Солнце растягивало светлое время суток, точно преступника на дыбе, до разрыва мышц и сухожилий. Время не выдержало напряжения, день превратился в бесконечную череду мертвых мгновений. В небе висели птицы и вирмы, как частицы ила в воде. Церковные колокола отзванивали бессвязные и неискренние восхваления Палголаку и Солентону. Реки медленно текли на восток.

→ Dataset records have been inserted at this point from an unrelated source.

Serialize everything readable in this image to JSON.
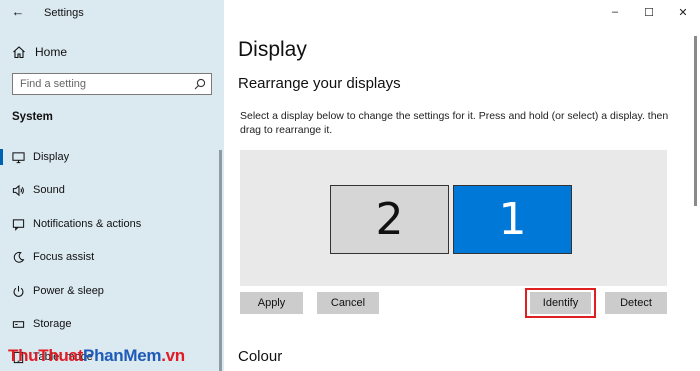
{
  "window": {
    "title": "Settings",
    "back_glyph": "←",
    "controls": {
      "minimize": "–",
      "maximize": "☐",
      "close": "✕"
    }
  },
  "sidebar": {
    "home_label": "Home",
    "search_placeholder": "Find a setting",
    "section_label": "System",
    "items": [
      {
        "label": "Display",
        "icon": "monitor-icon",
        "active": true
      },
      {
        "label": "Sound",
        "icon": "speaker-icon",
        "active": false
      },
      {
        "label": "Notifications & actions",
        "icon": "notifications-icon",
        "active": false
      },
      {
        "label": "Focus assist",
        "icon": "moon-icon",
        "active": false
      },
      {
        "label": "Power & sleep",
        "icon": "power-icon",
        "active": false
      },
      {
        "label": "Storage",
        "icon": "storage-icon",
        "active": false
      },
      {
        "label": "Tablet mode",
        "icon": "tablet-icon",
        "active": false
      }
    ]
  },
  "watermark": {
    "part1": "ThuThuat",
    "part2": "PhanMem",
    "part3": ".vn"
  },
  "main": {
    "title": "Display",
    "subtitle": "Rearrange your displays",
    "description": "Select a display below to change the settings for it. Press and hold (or select) a display. then drag to rearrange it.",
    "monitors": [
      {
        "number": "2",
        "selected": false
      },
      {
        "number": "1",
        "selected": true
      }
    ],
    "buttons": {
      "apply": "Apply",
      "cancel": "Cancel",
      "identify": "Identify",
      "detect": "Detect"
    },
    "next_section": "Colour"
  },
  "colors": {
    "sidebar_bg": "#dbe9f1",
    "accent": "#0078d7",
    "highlight": "#e02020"
  }
}
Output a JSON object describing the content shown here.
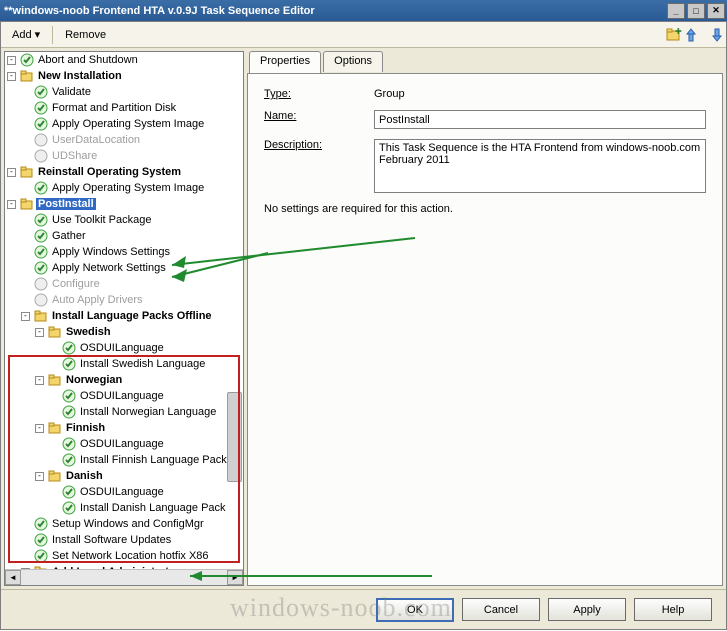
{
  "window": {
    "title": "**windows-noob Frontend HTA v.0.9J Task Sequence Editor"
  },
  "toolbar": {
    "add": "Add",
    "remove": "Remove"
  },
  "tree": {
    "abort": "Abort and Shutdown",
    "newinst": "New Installation",
    "validate": "Validate",
    "format": "Format and Partition Disk",
    "applyos1": "Apply Operating System Image",
    "userdata": "UserDataLocation",
    "udshare": "UDShare",
    "reinst": "Reinstall Operating System",
    "applyos2": "Apply Operating System Image",
    "postinstall": "PostInstall",
    "usetoolkit": "Use Toolkit Package",
    "gather": "Gather",
    "applywin": "Apply Windows Settings",
    "applynet": "Apply Network Settings",
    "configure": "Configure",
    "autodriv": "Auto Apply Drivers",
    "langpacks": "Install Language Packs Offline",
    "swedish": "Swedish",
    "osdui": "OSDUILanguage",
    "instsw": "Install Swedish Language",
    "norwegian": "Norwegian",
    "instno": "Install Norwegian Language",
    "finnish": "Finnish",
    "instfi": "Install Finnish Language Pack",
    "danish": "Danish",
    "instda": "Install Danish Language Pack",
    "setupwin": "Setup Windows and ConfigMgr",
    "instsoft": "Install Software Updates",
    "setnet": "Set Network Location hotfix X86",
    "addlocal": "Add Local Administrator"
  },
  "tabs": {
    "properties": "Properties",
    "options": "Options"
  },
  "form": {
    "type_label": "Type:",
    "type_value": "Group",
    "name_label": "Name:",
    "name_value": "PostInstall",
    "desc_label": "Description:",
    "desc_value": "This Task Sequence is the HTA Frontend from windows-noob.com February 2011",
    "info": "No settings are required for this action."
  },
  "buttons": {
    "ok": "OK",
    "cancel": "Cancel",
    "apply": "Apply",
    "help": "Help"
  },
  "watermark": "windows-noob.com"
}
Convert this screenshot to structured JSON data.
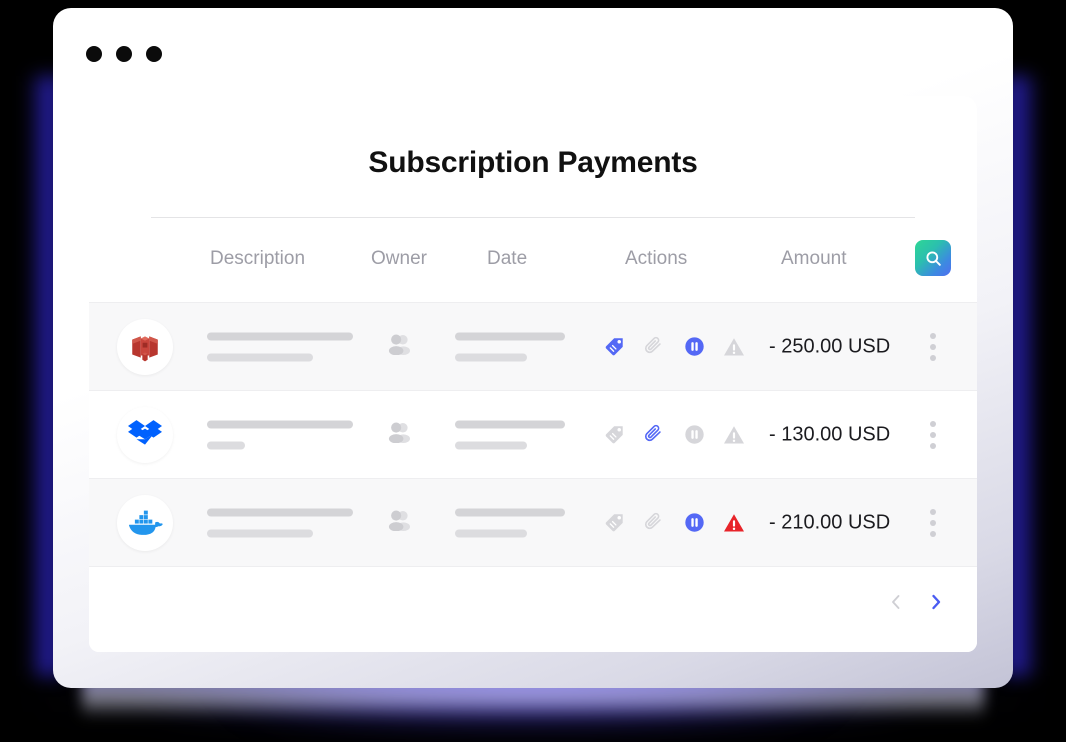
{
  "window": {
    "dots": [
      "close-dot",
      "minimize-dot",
      "maximize-dot"
    ]
  },
  "card": {
    "title": "Subscription Payments",
    "columns": [
      {
        "key": "description",
        "label": "Description"
      },
      {
        "key": "owner",
        "label": "Owner"
      },
      {
        "key": "date",
        "label": "Date"
      },
      {
        "key": "actions",
        "label": "Actions"
      },
      {
        "key": "amount",
        "label": "Amount"
      }
    ],
    "search": {
      "icon": "search-icon",
      "label": "Search"
    }
  },
  "rows": [
    {
      "logo": "aws-ec2-icon",
      "logo_color": "#c9453c",
      "shaded": true,
      "desc_bars": [
        146,
        106
      ],
      "date_bars": [
        110,
        72
      ],
      "owner_icon": "people-icon",
      "actions": [
        {
          "icon": "tag-icon",
          "state": "active",
          "color": "#5468f5"
        },
        {
          "icon": "paperclip-icon",
          "state": "muted",
          "color": "#d6d6da"
        },
        {
          "icon": "pause-icon",
          "state": "active",
          "color": "#5468f5"
        },
        {
          "icon": "warning-icon",
          "state": "muted",
          "color": "#d6d6da"
        }
      ],
      "amount": "- 250.00 USD",
      "menu": "row-menu-icon"
    },
    {
      "logo": "dropbox-icon",
      "logo_color": "#0061fe",
      "shaded": false,
      "desc_bars": [
        146,
        38
      ],
      "date_bars": [
        110,
        72
      ],
      "owner_icon": "people-icon",
      "actions": [
        {
          "icon": "tag-icon",
          "state": "muted",
          "color": "#d6d6da"
        },
        {
          "icon": "paperclip-icon",
          "state": "active",
          "color": "#5468f5"
        },
        {
          "icon": "pause-icon",
          "state": "muted",
          "color": "#d6d6da"
        },
        {
          "icon": "warning-icon",
          "state": "muted",
          "color": "#d6d6da"
        }
      ],
      "amount": "- 130.00 USD",
      "menu": "row-menu-icon"
    },
    {
      "logo": "docker-icon",
      "logo_color": "#2396ed",
      "shaded": true,
      "desc_bars": [
        146,
        106
      ],
      "date_bars": [
        110,
        72
      ],
      "owner_icon": "people-icon",
      "actions": [
        {
          "icon": "tag-icon",
          "state": "muted",
          "color": "#d6d6da"
        },
        {
          "icon": "paperclip-icon",
          "state": "muted",
          "color": "#d6d6da"
        },
        {
          "icon": "pause-icon",
          "state": "active",
          "color": "#5468f5"
        },
        {
          "icon": "warning-icon",
          "state": "alert",
          "color": "#e8242a"
        }
      ],
      "amount": "- 210.00 USD",
      "menu": "row-menu-icon"
    }
  ],
  "pagination": {
    "prev": {
      "icon": "chevron-left-icon",
      "state": "disabled",
      "color": "#cfcfd4"
    },
    "next": {
      "icon": "chevron-right-icon",
      "state": "enabled",
      "color": "#4a5cf2"
    }
  },
  "colors": {
    "accent_blue": "#5468f5",
    "alert_red": "#e8242a",
    "muted_gray": "#d6d6da",
    "header_text": "#9d9da6",
    "row_shade": "#f8f8f9",
    "glow_purple": "#5648dc"
  }
}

В конце дня к Айзеку и Дерхан вернулся Ягарек, его плащ с капюшоном белел в палящих лучах солнца. О том, где побывал, не сообщил, но он принес еды, ее разделили на троих. Айзек успокоился, заглушил в себе голос страдания.

Но прошли бесконечные часы монотонного дня, и по склонам ближних гор поползли тени. Обращенные на запад стены здания солнце разукрасило розовыми пятнами, прежде чем скользнуть за вершины. Последние копья солнечного света затерялись в рукотворном ущелье Перевала Кающихся. Солнце скрылось, но небо было светлым еще долго.

Лемюэль вернулся задолго до наступления полной темноты.

— Я связался кое с кем из коллег и обрисовал нашу ситуацию, — объявил он. — Думаю, будет неразумно строить серьезные планы, пока мы не увидим то, что собираемся увидеть этим вечером. Я намекаю на предстоящую встречу в Грисском меандре. И я могу заручиться небольшой поддержкой, кое-кто мне должен услугу-другую. В городе объявилось несколько серьезных авантюристов, говорят, подломили здоровый схрон троу в развалинах Ташек-Редхай. Вряд ли откажутся подработать.

Дерхан с гримасой отвращения подняла взгляд на Лемюэля, пожала плечами.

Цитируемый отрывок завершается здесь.